The bottom line: Lynn Swann has attached his legacy and reputation to the Clay Helton bandwagon. If Helton doesn’t succeed, he will be gone, and Swann may not be far behind when the new president takes command. If the new president understands athletics, we could be seeing a lot of changes in the Trojans athletic department.
From the press box…
Helton speaks: As a follow up to Lynn Swann’s announcement, Clay Helton also issued a statement that opens up questions.
Helton Paragraph 1: “I am very appreciative of the support that Mr. Swann and the USC administration has given our team over the last three seasons, as well as the trust and belief they have in our future. Obviously, we are disappointed with this season’s overall record and not being able to compete for a championship in the postseason. We understand that championships are what is expected and deserved at USC.”
IMHO: Well, I guess we all know now why Clay Helton was so surrealistically confident during his post-game press conference in which he sounded like a coach coming back and a bit animated and adamant in his response to returning. Good for him, Gentleman Clay gets to prove all the naysayers that he deserves the support of Lynn Swann. Make no mistake about, however, if the 2019 Trojans lose their opener against Fresno State or early games, his words will fall on deaf ears. If you thought this season was uncomfortable, all the elements are in place to supersize the situation. Then again, ask yourself, what would be a successful season in 2019? Well, you’d start with a Pac-12 title and nothing less. Now there’s something that you and Helton would agree.
Helton Paragraph 2: “I have met with Mr. Swann and discussed changes and improvements that will be made moving forward. Our staff, our players and I will work tirelessly this offseason to produce a disciplined football team that executes at a championship level. I truly believe that with the continued development of the talent we have on this team, the best is yet to be. Our number one goal is to win championships and we will not be satisfied with anything less.”
IMHO: Some good thoughts by the coach, but why must one work on the discipline? Isn’t that the foundation of any successful team? We’ve been around losing program that still had discipline and effort. Helton says the best is yet to come, but didn’t he say in October the best was yet to come in November? Words matter. At this point in time, you can believe that anything Swann tells Helton to do – short of calling the plays – will take place. Swann’s ability to be the real football general manager of the Trojans is now in play.
Helton Paragraph 3: “CLAY HELTON, USC Football Head Coach”

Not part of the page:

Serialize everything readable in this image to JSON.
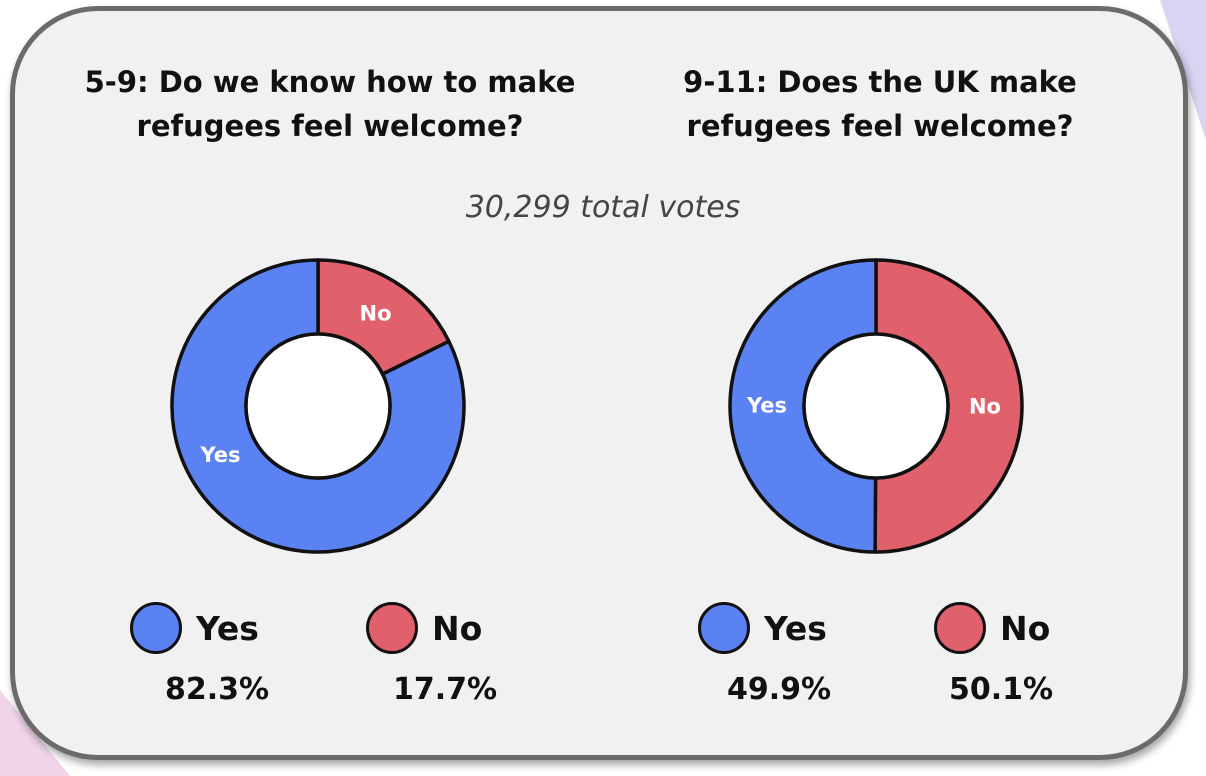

IMHO: So, there you have it, still the head coach and, boy, you talk about being under pressure from here on out both locally and nationally. Oy Veh! I still like Clay Helton the person, but we are now in treacherous cardinal and gold football waters, and I hope he can back up what he and Swann say. As of right now, both have a lot to prove, or one or both probably won’t be back after 2019.
The post-game show:
The count: How many Trojan fans will cancel their season tickets after the Helton announcement?

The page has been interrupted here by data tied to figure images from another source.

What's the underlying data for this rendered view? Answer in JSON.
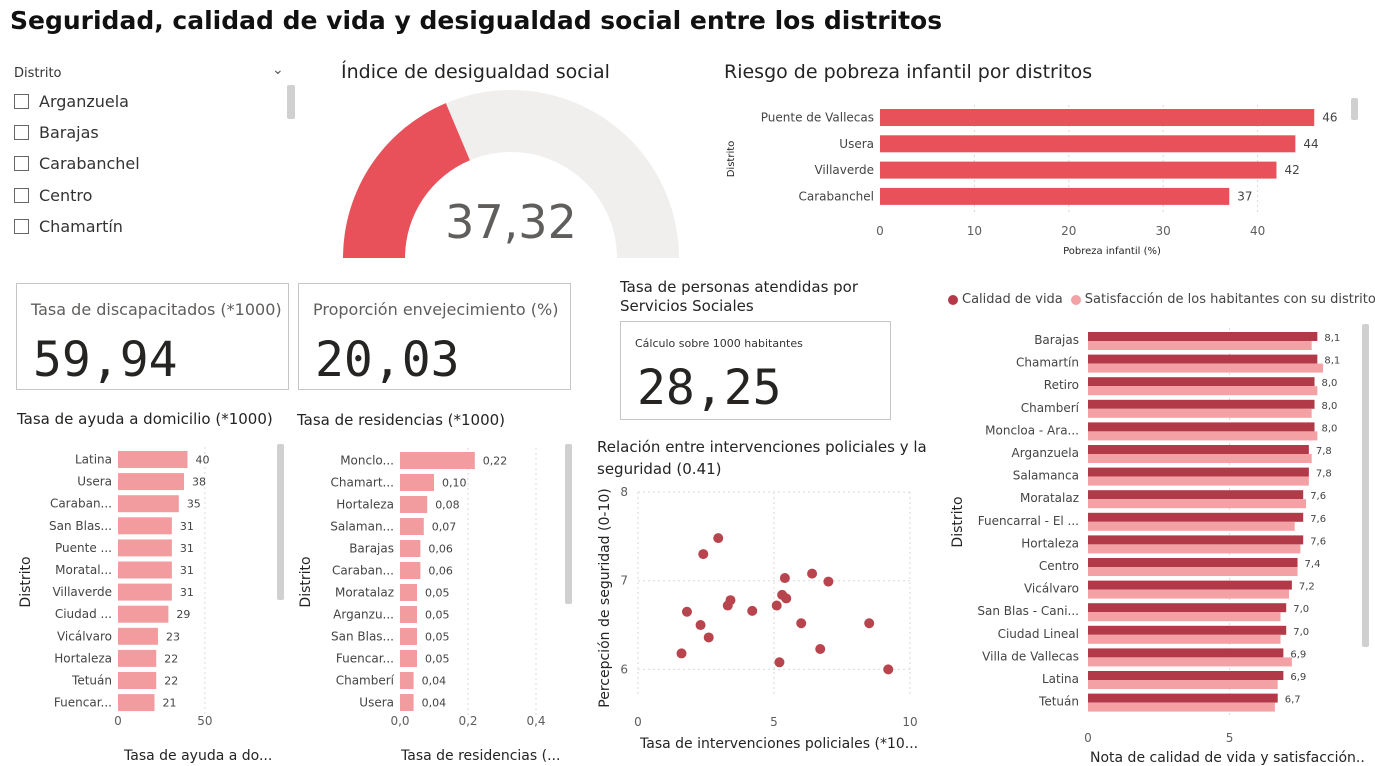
{
  "page_title": "Seguridad, calidad de vida y desigualdad social entre los distritos",
  "colors": {
    "red": "#e8515a",
    "pink": "#f29ca0",
    "maroon": "#b8454d",
    "dark_red": "#b23a48",
    "light_pink": "#f4a1a6",
    "gray": "#f0efee"
  },
  "slicer": {
    "header": "Distrito",
    "items": [
      "Arganzuela",
      "Barajas",
      "Carabanchel",
      "Centro",
      "Chamartín"
    ]
  },
  "gauge": {
    "title": "Índice de desigualdad social",
    "value": 37.32,
    "value_label": "37,32",
    "max": 100
  },
  "cards": {
    "disability": {
      "label": "Tasa de discapacitados (*1000)",
      "value": "59,94"
    },
    "aging": {
      "label": "Proporción envejecimiento (%)",
      "value": "20,03"
    },
    "social": {
      "title": "Tasa de personas atendidas por Servicios Sociales",
      "subtitle": "Cálculo sobre 1000 habitantes",
      "value": "28,25"
    }
  },
  "chart_data": [
    {
      "id": "poverty",
      "type": "bar",
      "orientation": "horizontal",
      "title": "Riesgo de pobreza infantil por distritos",
      "xlabel": "Pobreza infantil (%)",
      "ylabel": "Distrito",
      "categories": [
        "Puente de Vallecas",
        "Usera",
        "Villaverde",
        "Carabanchel"
      ],
      "values": [
        46,
        44,
        42,
        37
      ],
      "labels": [
        "46",
        "44",
        "42",
        "37"
      ],
      "xlim": [
        0,
        50
      ],
      "xticks": [
        0,
        10,
        20,
        30,
        40
      ],
      "xtick_labels": [
        "0",
        "10",
        "20",
        "30",
        "40"
      ]
    },
    {
      "id": "home_help",
      "type": "bar",
      "orientation": "horizontal",
      "title": "Tasa de ayuda a domicilio (*1000)",
      "xlabel": "Tasa de ayuda a do...",
      "ylabel": "Distrito",
      "categories": [
        "Latina",
        "Usera",
        "Caraban...",
        "San Blas...",
        "Puente ...",
        "Moratal...",
        "Villaverde",
        "Ciudad ...",
        "Vicálvaro",
        "Hortaleza",
        "Tetuán",
        "Fuencar..."
      ],
      "values": [
        40,
        38,
        35,
        31,
        31,
        31,
        31,
        29,
        23,
        22,
        22,
        21
      ],
      "labels": [
        "40",
        "38",
        "35",
        "31",
        "31",
        "31",
        "31",
        "29",
        "23",
        "22",
        "22",
        "21"
      ],
      "xlim": [
        0,
        80
      ],
      "xticks": [
        0,
        50
      ],
      "xtick_labels": [
        "0",
        "50"
      ]
    },
    {
      "id": "residences",
      "type": "bar",
      "orientation": "horizontal",
      "title": "Tasa de residencias (*1000)",
      "xlabel": "Tasa de residencias (...",
      "ylabel": "Distrito",
      "categories": [
        "Monclo...",
        "Chamart...",
        "Hortaleza",
        "Salaman...",
        "Barajas",
        "Caraban...",
        "Moratalaz",
        "Arganzu...",
        "San Blas...",
        "Fuencar...",
        "Chamberí",
        "Usera"
      ],
      "values": [
        0.22,
        0.1,
        0.08,
        0.07,
        0.06,
        0.06,
        0.05,
        0.05,
        0.05,
        0.05,
        0.04,
        0.04
      ],
      "labels": [
        "0,22",
        "0,10",
        "0,08",
        "0,07",
        "0,06",
        "0,06",
        "0,05",
        "0,05",
        "0,05",
        "0,05",
        "0,04",
        "0,04"
      ],
      "xlim": [
        0,
        0.5
      ],
      "xticks": [
        0,
        0.2,
        0.4
      ],
      "xtick_labels": [
        "0,0",
        "0,2",
        "0,4"
      ]
    },
    {
      "id": "police",
      "type": "scatter",
      "title": "Relación entre intervenciones policiales y la seguridad (0.41)",
      "xlabel": "Tasa de intervenciones policiales (*10...",
      "ylabel": "Percepción de seguridad (0-10)",
      "xlim": [
        0,
        10
      ],
      "ylim": [
        5.7,
        8
      ],
      "xticks": [
        0,
        5,
        10
      ],
      "yticks": [
        6,
        7,
        8
      ],
      "xtick_labels": [
        "0",
        "5",
        "10"
      ],
      "ytick_labels": [
        "6",
        "7",
        "8"
      ],
      "points": [
        {
          "x": 1.6,
          "y": 6.18
        },
        {
          "x": 1.8,
          "y": 6.65
        },
        {
          "x": 2.3,
          "y": 6.5
        },
        {
          "x": 2.4,
          "y": 7.3
        },
        {
          "x": 2.6,
          "y": 6.36
        },
        {
          "x": 2.95,
          "y": 7.48
        },
        {
          "x": 3.3,
          "y": 6.72
        },
        {
          "x": 3.4,
          "y": 6.78
        },
        {
          "x": 4.2,
          "y": 6.66
        },
        {
          "x": 5.1,
          "y": 6.72
        },
        {
          "x": 5.3,
          "y": 6.84
        },
        {
          "x": 5.4,
          "y": 7.03
        },
        {
          "x": 5.45,
          "y": 6.8
        },
        {
          "x": 5.2,
          "y": 6.08
        },
        {
          "x": 6.0,
          "y": 6.52
        },
        {
          "x": 6.4,
          "y": 7.08
        },
        {
          "x": 6.7,
          "y": 6.23
        },
        {
          "x": 7.0,
          "y": 6.99
        },
        {
          "x": 8.5,
          "y": 6.52
        },
        {
          "x": 9.2,
          "y": 6.0
        }
      ]
    },
    {
      "id": "quality",
      "type": "bar",
      "orientation": "horizontal",
      "xlabel": "Nota de calidad de vida y satisfacción...",
      "ylabel": "Distrito",
      "categories": [
        "Barajas",
        "Chamartín",
        "Retiro",
        "Chamberí",
        "Moncloa - Ara...",
        "Arganzuela",
        "Salamanca",
        "Moratalaz",
        "Fuencarral - El ...",
        "Hortaleza",
        "Centro",
        "Vicálvaro",
        "San Blas - Cani...",
        "Ciudad Lineal",
        "Villa de Vallecas",
        "Latina",
        "Tetuán"
      ],
      "series": [
        {
          "name": "Calidad de vida",
          "values": [
            8.1,
            8.1,
            8.0,
            8.0,
            8.0,
            7.8,
            7.8,
            7.6,
            7.6,
            7.6,
            7.4,
            7.2,
            7.0,
            7.0,
            6.9,
            6.9,
            6.7
          ],
          "labels": [
            "8,1",
            "8,1",
            "8,0",
            "8,0",
            "8,0",
            "7,8",
            "7,8",
            "7,6",
            "7,6",
            "7,6",
            "7,4",
            "7,2",
            "7,0",
            "7,0",
            "6,9",
            "6,9",
            "6,7"
          ]
        },
        {
          "name": "Satisfacción de los habitantes con su distrito",
          "values": [
            7.9,
            8.3,
            8.1,
            7.9,
            8.1,
            7.9,
            7.8,
            7.7,
            7.3,
            7.5,
            7.4,
            7.1,
            6.8,
            6.8,
            7.2,
            6.7,
            6.6
          ]
        }
      ],
      "xlim": [
        0,
        9.5
      ],
      "xticks": [
        0,
        5
      ],
      "xtick_labels": [
        "0",
        "5"
      ],
      "legend": "top-left"
    }
  ]
}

Donations: How much donation money will the athletic department lose as angry fans withhold money to show their displeasure in leadership?
Perception: How big – positive or negative – is the national and local perception of the USC football program after the Helton announcement?
The last word: No question, the upcoming 2019 USC recruiting season, spring practice, and the regular season are going to be like no other in recent memory. Swann is taking a huge risk in throwing complete support Helton’s way, and if Swann and Helton fail, how long would it take for the Trojans’ football program to recover? However, if Swann is correct in his evaluation of Helton, he might be seen as a greater administrator than he was as a football player.